Menurut Pengamat politik, sekaligus Direktur LinK Jombang, Aan Anshori, Jombang mempunyai daya tarik yang tidak bisa disepelekan begitu saja dalam kancah perpolitikan nasional.
“Mengapa capres dan cawapres seiring mendekati Pemilu 2024 ini sering datang ke Kota Santri. Dalam analisis saya, mungkin karena politik kita itu adalah politik yang bermazhab patron,” ucapnya pada KabarJombang saat dikonfirmasi pada Rabu (6/12/2023).
Patron dalam artian sesungguhnya yakni satu gagasan, ketika kepala sudah dipegang, maka tubuh dan bagian-bagian yang lain sampai ekor itu sudah bisa dipegang.
“Di titik ini, saya menilai bahwa Kabupaten Jombang memiliki sesuatu yang unik. Dan kemudian dijadikan capres maupun cawapres ini sebagai mitos. Ketika mau running, dan menang dalam politik elektoral mereka harus mengunjungi Jombang,” ujarnya.
Ia menjabarkan analisisnya, mengapa kabupaten yang menjadi tempat lahirnya Nahdlatul Ulama (NU) ini begitu tampak sexy di mata para capres maupun cawapres.
“Pertama, Jombang ini saya meyakini punya pengaruh yang sangat kuat dalam politik patron itu adalah dimana organisasi besar Nahdlatul Ulama (NU) itu dilahirkan. Suka atau tidak suka, peran NU dan PBNU itu mempengaruhi landscape politik di Indonesia dalam 20 sampai 30 tahun belakangan ini,” katanya.
Kata Aan, siapapun tokoh yang mendapatkan restu dari NU maupun PBNU itu diyakini akan pasti memenangkan pertandingan elektoral politik khususnya Pilpres. Pada titik inilah NU dan Jombang itu tidak bisa dipisahkan, lagi-lagi ini soal patronase.
“Ketika ada satu capres maupun cawapres itu tidak sowan ke Jombang maka ia merasa dirinya belum sah approval dari NU,” ungkapnya.
“Kedua, masih lagi-lagi soal patronase karena kepentingan capres dan cawapres ini kan bukan soal kepentingan identitas. Karena memang ingin menjaga suaranya. Maka kalau tidak bisa menambah suara, jangan sampai suara yang sudah ia pegang jangan sampai lepas,” katanya menambahkan.
Ketika pilihannya harus ke Jombang atau tidak, maka pilihannya pasti akan mengunjungi Jombang. Dengan datang saja, maka capres dan cawapres ini sudah menunjukkan ke publik bahwa ia sedang tidak punya masalah, sedang baik-baik saja dan sedang mengambil satu approval politik identitas yakni kalangan Islam santri.

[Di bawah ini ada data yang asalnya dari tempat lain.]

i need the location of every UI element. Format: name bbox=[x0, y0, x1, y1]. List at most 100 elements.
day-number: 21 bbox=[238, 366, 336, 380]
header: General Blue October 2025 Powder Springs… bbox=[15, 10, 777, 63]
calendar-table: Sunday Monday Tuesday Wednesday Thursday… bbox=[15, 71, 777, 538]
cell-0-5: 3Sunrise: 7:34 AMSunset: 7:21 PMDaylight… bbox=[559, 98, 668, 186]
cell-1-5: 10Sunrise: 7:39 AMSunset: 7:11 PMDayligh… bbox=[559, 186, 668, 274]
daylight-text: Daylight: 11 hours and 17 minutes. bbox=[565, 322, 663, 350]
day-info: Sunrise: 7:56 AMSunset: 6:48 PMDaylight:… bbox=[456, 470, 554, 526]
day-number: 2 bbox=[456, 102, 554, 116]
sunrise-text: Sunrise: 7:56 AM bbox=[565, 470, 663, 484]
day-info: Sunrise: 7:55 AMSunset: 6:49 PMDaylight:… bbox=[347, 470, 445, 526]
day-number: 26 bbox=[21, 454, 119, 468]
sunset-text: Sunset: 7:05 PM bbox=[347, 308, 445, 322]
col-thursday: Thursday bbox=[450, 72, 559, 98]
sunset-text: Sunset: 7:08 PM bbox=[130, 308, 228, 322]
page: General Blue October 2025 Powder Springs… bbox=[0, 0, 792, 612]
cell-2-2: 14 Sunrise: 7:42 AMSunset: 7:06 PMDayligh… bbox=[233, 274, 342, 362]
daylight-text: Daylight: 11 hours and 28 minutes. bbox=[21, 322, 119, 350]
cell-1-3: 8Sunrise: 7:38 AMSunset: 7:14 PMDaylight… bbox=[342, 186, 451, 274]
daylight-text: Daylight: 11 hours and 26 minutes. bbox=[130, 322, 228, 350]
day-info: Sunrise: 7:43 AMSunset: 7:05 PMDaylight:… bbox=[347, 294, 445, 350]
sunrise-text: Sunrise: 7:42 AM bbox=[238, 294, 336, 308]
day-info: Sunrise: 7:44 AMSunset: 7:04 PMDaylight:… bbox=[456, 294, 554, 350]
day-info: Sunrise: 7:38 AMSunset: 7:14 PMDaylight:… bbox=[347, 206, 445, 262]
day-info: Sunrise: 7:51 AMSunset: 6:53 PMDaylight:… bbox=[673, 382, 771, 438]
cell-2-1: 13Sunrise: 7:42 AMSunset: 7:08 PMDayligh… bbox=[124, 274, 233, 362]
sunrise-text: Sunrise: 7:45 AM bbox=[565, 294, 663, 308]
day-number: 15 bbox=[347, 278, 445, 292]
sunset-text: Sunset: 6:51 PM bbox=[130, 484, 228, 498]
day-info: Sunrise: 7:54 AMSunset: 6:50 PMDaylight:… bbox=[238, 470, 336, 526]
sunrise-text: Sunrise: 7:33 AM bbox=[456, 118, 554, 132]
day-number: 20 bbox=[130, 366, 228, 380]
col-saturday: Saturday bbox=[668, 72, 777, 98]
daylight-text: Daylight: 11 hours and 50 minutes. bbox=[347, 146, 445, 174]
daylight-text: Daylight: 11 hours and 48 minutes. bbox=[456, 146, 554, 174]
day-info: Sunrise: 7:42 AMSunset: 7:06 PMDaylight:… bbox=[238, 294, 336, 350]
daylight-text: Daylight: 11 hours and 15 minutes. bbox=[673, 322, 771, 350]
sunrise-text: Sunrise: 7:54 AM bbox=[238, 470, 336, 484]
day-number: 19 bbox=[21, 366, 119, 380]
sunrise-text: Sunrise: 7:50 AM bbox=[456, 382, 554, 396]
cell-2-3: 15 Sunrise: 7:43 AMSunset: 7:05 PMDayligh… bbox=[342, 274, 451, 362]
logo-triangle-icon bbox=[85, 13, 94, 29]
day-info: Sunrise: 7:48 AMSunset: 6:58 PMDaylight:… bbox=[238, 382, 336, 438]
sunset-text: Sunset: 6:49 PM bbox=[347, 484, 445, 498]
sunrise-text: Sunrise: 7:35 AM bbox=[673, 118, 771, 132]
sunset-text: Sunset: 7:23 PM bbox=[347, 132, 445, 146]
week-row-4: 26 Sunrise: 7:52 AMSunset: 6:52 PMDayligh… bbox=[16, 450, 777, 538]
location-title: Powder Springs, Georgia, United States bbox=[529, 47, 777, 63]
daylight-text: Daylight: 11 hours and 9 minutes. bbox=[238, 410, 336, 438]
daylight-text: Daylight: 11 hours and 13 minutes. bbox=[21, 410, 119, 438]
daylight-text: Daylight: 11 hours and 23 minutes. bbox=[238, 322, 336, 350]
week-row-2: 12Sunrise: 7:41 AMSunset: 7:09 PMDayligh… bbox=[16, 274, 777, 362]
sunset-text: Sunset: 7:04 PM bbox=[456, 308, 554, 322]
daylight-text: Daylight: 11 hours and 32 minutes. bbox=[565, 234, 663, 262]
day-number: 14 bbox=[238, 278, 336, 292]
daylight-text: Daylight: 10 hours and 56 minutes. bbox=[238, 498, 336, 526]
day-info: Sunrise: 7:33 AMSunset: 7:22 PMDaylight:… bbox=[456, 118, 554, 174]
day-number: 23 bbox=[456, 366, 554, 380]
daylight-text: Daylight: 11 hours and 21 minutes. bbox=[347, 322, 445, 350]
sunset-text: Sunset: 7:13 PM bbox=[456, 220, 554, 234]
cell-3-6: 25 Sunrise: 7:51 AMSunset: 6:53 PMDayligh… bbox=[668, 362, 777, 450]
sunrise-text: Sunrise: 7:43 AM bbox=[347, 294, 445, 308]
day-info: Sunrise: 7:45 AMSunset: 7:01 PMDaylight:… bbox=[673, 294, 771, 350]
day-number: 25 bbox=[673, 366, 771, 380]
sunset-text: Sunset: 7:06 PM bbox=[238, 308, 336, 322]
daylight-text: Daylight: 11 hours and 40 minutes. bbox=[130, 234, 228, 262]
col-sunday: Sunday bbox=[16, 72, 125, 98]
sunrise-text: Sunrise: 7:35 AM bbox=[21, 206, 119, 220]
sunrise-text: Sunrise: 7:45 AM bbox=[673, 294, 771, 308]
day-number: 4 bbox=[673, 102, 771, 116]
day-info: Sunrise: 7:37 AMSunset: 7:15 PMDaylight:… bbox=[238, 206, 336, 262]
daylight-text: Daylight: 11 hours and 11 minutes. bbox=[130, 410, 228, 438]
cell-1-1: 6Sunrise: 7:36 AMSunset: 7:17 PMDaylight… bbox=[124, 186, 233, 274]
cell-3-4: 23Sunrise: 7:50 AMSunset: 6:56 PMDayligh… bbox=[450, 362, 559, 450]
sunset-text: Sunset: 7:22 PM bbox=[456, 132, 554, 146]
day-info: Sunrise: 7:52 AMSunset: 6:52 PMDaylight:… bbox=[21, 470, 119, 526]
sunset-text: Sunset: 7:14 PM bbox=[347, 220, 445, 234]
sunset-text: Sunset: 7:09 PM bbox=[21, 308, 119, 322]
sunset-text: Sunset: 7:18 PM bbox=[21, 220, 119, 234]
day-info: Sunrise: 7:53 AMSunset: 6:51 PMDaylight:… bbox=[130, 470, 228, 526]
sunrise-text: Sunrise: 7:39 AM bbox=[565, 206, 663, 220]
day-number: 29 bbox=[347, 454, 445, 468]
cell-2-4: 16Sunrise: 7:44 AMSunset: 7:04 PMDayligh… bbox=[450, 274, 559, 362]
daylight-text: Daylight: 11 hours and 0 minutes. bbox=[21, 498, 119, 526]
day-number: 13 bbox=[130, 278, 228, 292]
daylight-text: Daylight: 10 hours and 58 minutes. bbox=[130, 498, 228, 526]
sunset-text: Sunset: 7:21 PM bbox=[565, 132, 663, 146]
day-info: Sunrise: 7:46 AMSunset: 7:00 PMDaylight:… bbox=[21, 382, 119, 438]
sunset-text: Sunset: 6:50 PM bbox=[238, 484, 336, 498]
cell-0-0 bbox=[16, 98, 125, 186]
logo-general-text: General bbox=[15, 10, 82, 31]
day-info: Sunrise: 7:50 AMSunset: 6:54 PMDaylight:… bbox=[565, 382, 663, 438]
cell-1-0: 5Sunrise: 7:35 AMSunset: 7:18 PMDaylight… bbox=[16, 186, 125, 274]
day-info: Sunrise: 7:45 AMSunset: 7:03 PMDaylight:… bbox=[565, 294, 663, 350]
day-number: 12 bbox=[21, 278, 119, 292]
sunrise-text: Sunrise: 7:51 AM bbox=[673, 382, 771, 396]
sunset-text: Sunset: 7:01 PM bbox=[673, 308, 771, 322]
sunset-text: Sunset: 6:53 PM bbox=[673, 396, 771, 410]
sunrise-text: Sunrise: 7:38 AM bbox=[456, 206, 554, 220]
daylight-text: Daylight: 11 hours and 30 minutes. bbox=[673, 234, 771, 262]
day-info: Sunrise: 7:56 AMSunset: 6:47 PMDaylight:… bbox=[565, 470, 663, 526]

“Posisi Jombang semakin kokoh, ketika misalkan ada sosok Gus Dur, kita tahu bahwa beliau memiliki kharisma yang luar biasa hingga saat ini. Artinya capres dan cawapres itu semacam ingin berkontestasi, dia ingin menyampaikan sinyal kepada publik bahwa ia juga didukung dan tidak bersebrangan dengan Gus Dur,” jelasnya.
Aan juga menjelaskan, capres maupun cawapres yang berkunjung ke Jombang, juga punya niatan muatan politis semata.
“Ketika mereka tidak berkunjung kesana, maka kans tidak mendapatkan perolehan suara maka juga sangat besar. Jombang juga sangat kuat pemilihnya, dan banyak tokoh besar yang bisa dimanfaatkan dalam aspek politik. Langkah capres dan cawapres itu sebenarnya langkah politik itu saja untuk mendulang suara saja,” pungkasnya.